Figure 7: Timing Summary

following parameters can be found:

- Worst Negative Slack: indicates the worst negative timing discrepancy among signal paths in the circuit. A negative discrepancy indicates insufficient delay to meet timing requirements.
- Total Negative Slack: represents the overall sum of negative timing discrepancies across all signal paths in the circuit.
- Worst Hold Slack: measures the worst timing discrepancy concerning hold requirements among critical signal paths. It indicates whether the hold time between signals is sufficient.
- Total Hold Slack: is the total sum of hold timing discrepancies across all signal paths.
- Worst Pulse Width Slack: indicates the worst timing discrepancy in pulse width, crucial for periodic signals like clocks.

• Total Worst Pulse Width: represents the total sum of timing discrepancies in pulse width across all signal paths in the circuit.

In the case of the circuit in question, all these values are positive, so **there are no timing issues**. We can calculate the **maximum usable frequency** as:

$$f_{max} = \frac{1}{(32 - 2.305) \cdot 10^{-9}} \approx 33.7 \ MHz$$

The **critical path** is the following (Figure 8):



Figure 8: Critical Path

#### 4.3 Utilization

In Figure 9, we observe the circuit utilization percentages.

As shown, 35% of the utilization is attributed to the I/O. This is reasonable since both the input and output consist of 16 bits.

In the circuit, there is also a 15% utilization in the **DSP resources**, referring to the use of digital signal processing resources present on the FPGA. These DSP resources are dedicated to implementing mathematical operations and algorithms typical in digital signal processing applications, such as multiplications and additions. Given that the circuit is rich in these features, this percentage is considered reasonable.
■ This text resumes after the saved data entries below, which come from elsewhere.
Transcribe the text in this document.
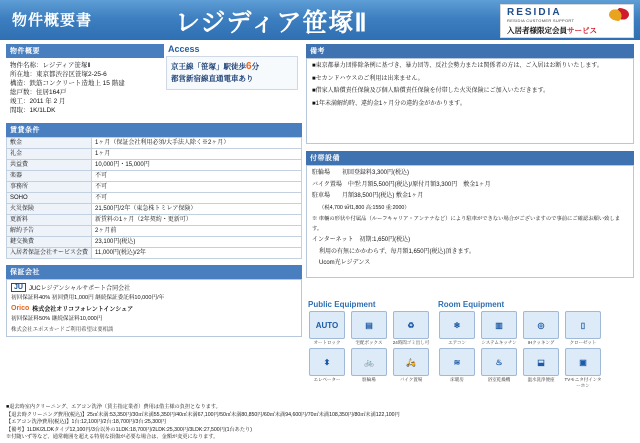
物件概要書	レジディア笹塚Ⅱ	RESIDIA
RESIDIA CUSTOMER SUPPORT
入居者様限定会員サービス
Access
京王線「笹塚」駅徒歩6分
都営新宿線直通電車あり
物件概要
物件名称：レジディア笹塚Ⅱ
所在地：東京都渋谷区笹塚2-25-6
構造：鉄筋コンクリート造地上 15 階建
総戸数：住居164戸
竣工：2011 年 2 月
間取：1K/1LDK
賃貸条件
敷金	1ヶ月（保証会社利用必須/大手法人除く※2ヶ月）
礼金	1ヶ月
共益費	10,000円・15,000円
楽器	不可
事務所	不可
SOHO	不可
火災保険	21,500円/2年（東急株トミレア保険）
更新料	新賃料の1ヶ月（2年契約・更新可）
解約予告	2ヶ月前
鍵交換費	23,100円(税込)
入居者保証会社サービス会費	11,000円(税込)/2年
保証会社
JU	JUCレジデンシャルサポート合同会社
初回保証料40% 初回費用1,000円 継続保証委託料10,000円/年
Orico 株式会社オリコフォレントインシュア
初回保証料50% 継続保証料10,000円
株式会社エポスカードご利用希望は要相談
備考

■東京都暴力団排除条例に基づき、暴力団等、反社会勢力または関係者の方は、ご入居はお断りいたします。

■セカンドハウスのご利用は出来ません。

■借家人賠償責任保険及び個人賠償責任保険を付帯した火災保険にご加入いただきます。

■1年未満解約時、違約金1ヶ月分の違約金がかかります。

付帯設備

駐輪場　　初回登録料3,300円(税込)

バイク置場　中型:月額5,500円(税込)/原付月額3,300円　敷金1ヶ月

駐車場　　月額38,500円(税込) 敷金1ヶ月

（税4,700 ម៉ៅ1,800 高:1550 重:2000）

※ 車輛の形状や付属品（ルーフキャリア・アンテナなど）により駐車ができない場合がございますので事前にご確認お願い致します。

インターネット　初期:1,650円(税込)

利用の有無にかかわらず、毎月額1,650円(税込)頂きます。

Ucom光レジデンス

Public Equipment
AUTO
オートロック
▤
宅配ボックス
♻
24時間ゴミ出し可
⬍
エレベーター
🚲
駐輪場
🛵
バイク置場
Room Equipment
❄
エアコン
▥
システムキッチン
◎
IHクッキング
▯
クローゼット
≋
床暖房
♨
浴室乾燥機
⬓
温水洗浄便座
▣
TVモニタ付インターホン
■退去時室内クリーニング、エアコン洗浄（賃主指定業者）費用は借主様の負担となります。
【退去時クリーニング費用(税込)】25㎡未満:53,350円/30㎡未満55,350円/40㎡未満67,100円/50㎡未満80,850円/60㎡未満94,600円/70㎡未満108,350円/80㎡未満122,100円
【エアコン洗浄費用(税込)】1台:12,100円/2台:18,700円/3台:25,300円
【備考】1LDK/2LDKタイプ12,100円/3台以外の1LDK:18,700円/2LDK:25,300円/3LDK:27,500円(1台あたり)
※付随いず等など、通常範囲を超える特別な損傷が必要な場合は、金額が変更になります。
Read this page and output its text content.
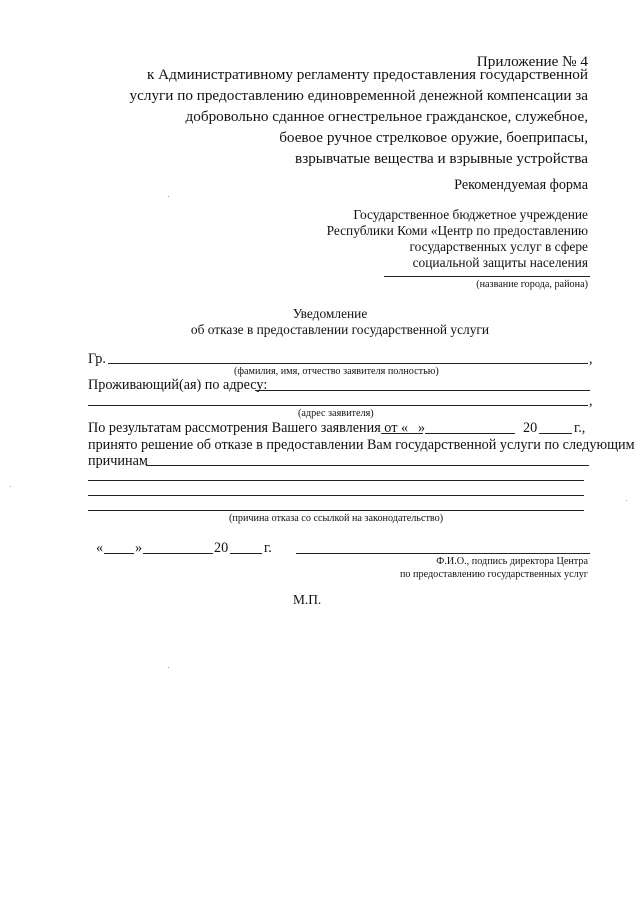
Приложение № 4
к Административному регламенту предоставления государственной
услуги по предоставлению единовременной денежной компенсации за
добровольно сданное огнестрельное гражданское, служебное,
боевое ручное стрелковое оружие, боеприпасы,
взрывчатые вещества и взрывные устройства
Рекомендуемая форма
Государственное бюджетное учреждение
Республики Коми «Центр по предоставлению
государственных услуг в сфере
социальной защиты населения
(название города, района)
Уведомление
об отказе в предоставлении государственной услуги
Гр.	,
(фамилия, имя, отчество заявителя полностью)
Проживающий(ая) по адресу:
,
(адрес заявителя)
По результатам рассмотрения Вашего заявления от « »	20	г.,
принято решение об отказе в предоставлении Вам государственной услуги по следующим
причинам
(причина отказа со ссылкой на законодательство)
« »	20	г.
Ф.И.О., подпись директора Центра
по предоставлению государственных услуг
М.П.
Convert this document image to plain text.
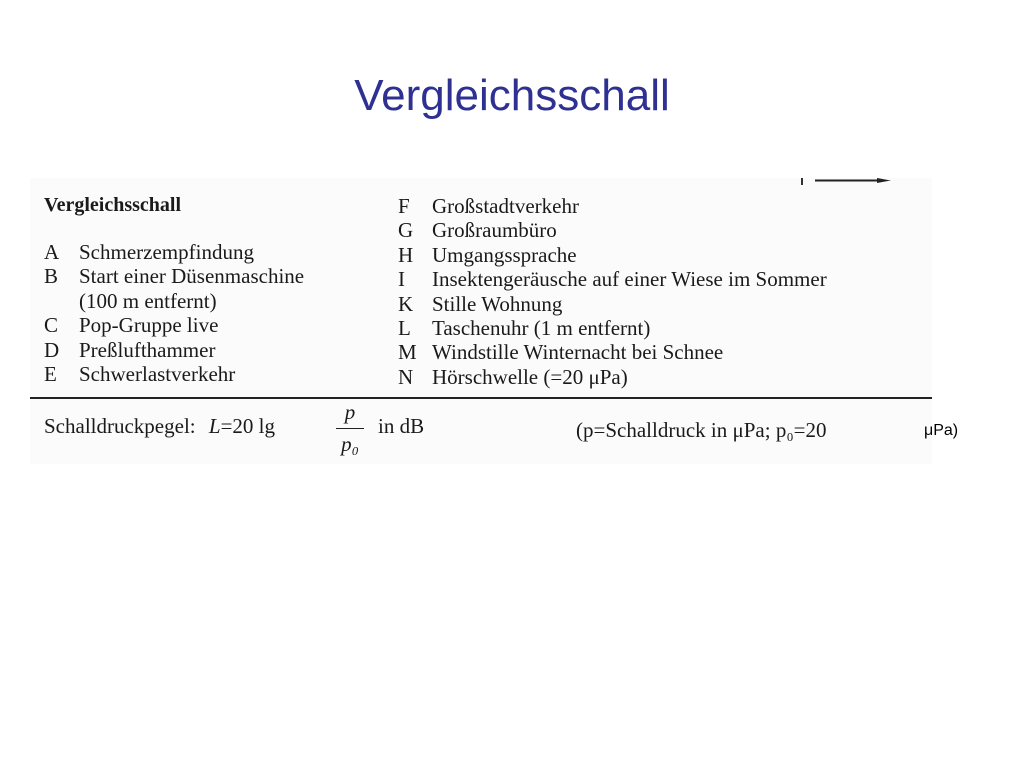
Vergleichsschall
Vergleichsschall
A Schmerzempfindung
B Start einer Düsenmaschine
(100 m entfernt)
C Pop-Gruppe live
D Preßlufthammer
E	Schwerlastverkehr
F	Großstadtverkehr
G Großraumbüro
H Umgangssprache
I	Insektengeräusche auf einer Wiese im Sommer
K Stille Wohnung
L	Taschenuhr (1 m entfernt)
M Windstille Winternacht bei Schnee
N Hörschwelle (=20 μPa)
Schalldruckpegel: L=20 lg
p
p₀
in dB	(p=Schalldruck in μPa; p₀=20	μPa)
Figure 9: Utilization Summary

# 4.4 Power Consumption

Regarding power consumption, the result shown in Figure 10 has been obtained. It is noted that the total power consumed by the circuit is 0.125 W, with 26% attributable to dynamic power and the remaining 74% to static power.



Figure 10: Power Summary

# 4.5 Area Occupation

In the Figure 11, the area occupied by the circuit is shown.



Figure 11: Area Occupation

# 4.6 Warnings and Errors

Finally, no warnings or error messages were detected throughout the synthesis and implementation phase, as shown in the Figure 12.



Figure 12: Synthesis and Implementations Error or Warning Messages

# 5 Conclusions

In conclusion, this project involved implementing an **FIR Filter SRRC**. This process began with simplifying the design and selecting a coefficient representation. Subsequently, it was translated into VHDL and concretely realized. Finally, the circuit's characteristics were analyzed through the Vivado software.

A potential **optimization** for the circuit, aimed at increasing the maximum usable frequency, could involve dividing the combinatorial network formed by adders and multipliers using D-Flip-Flops to create a pipeline. However, this would result in an increase in the delay between input modification and output update.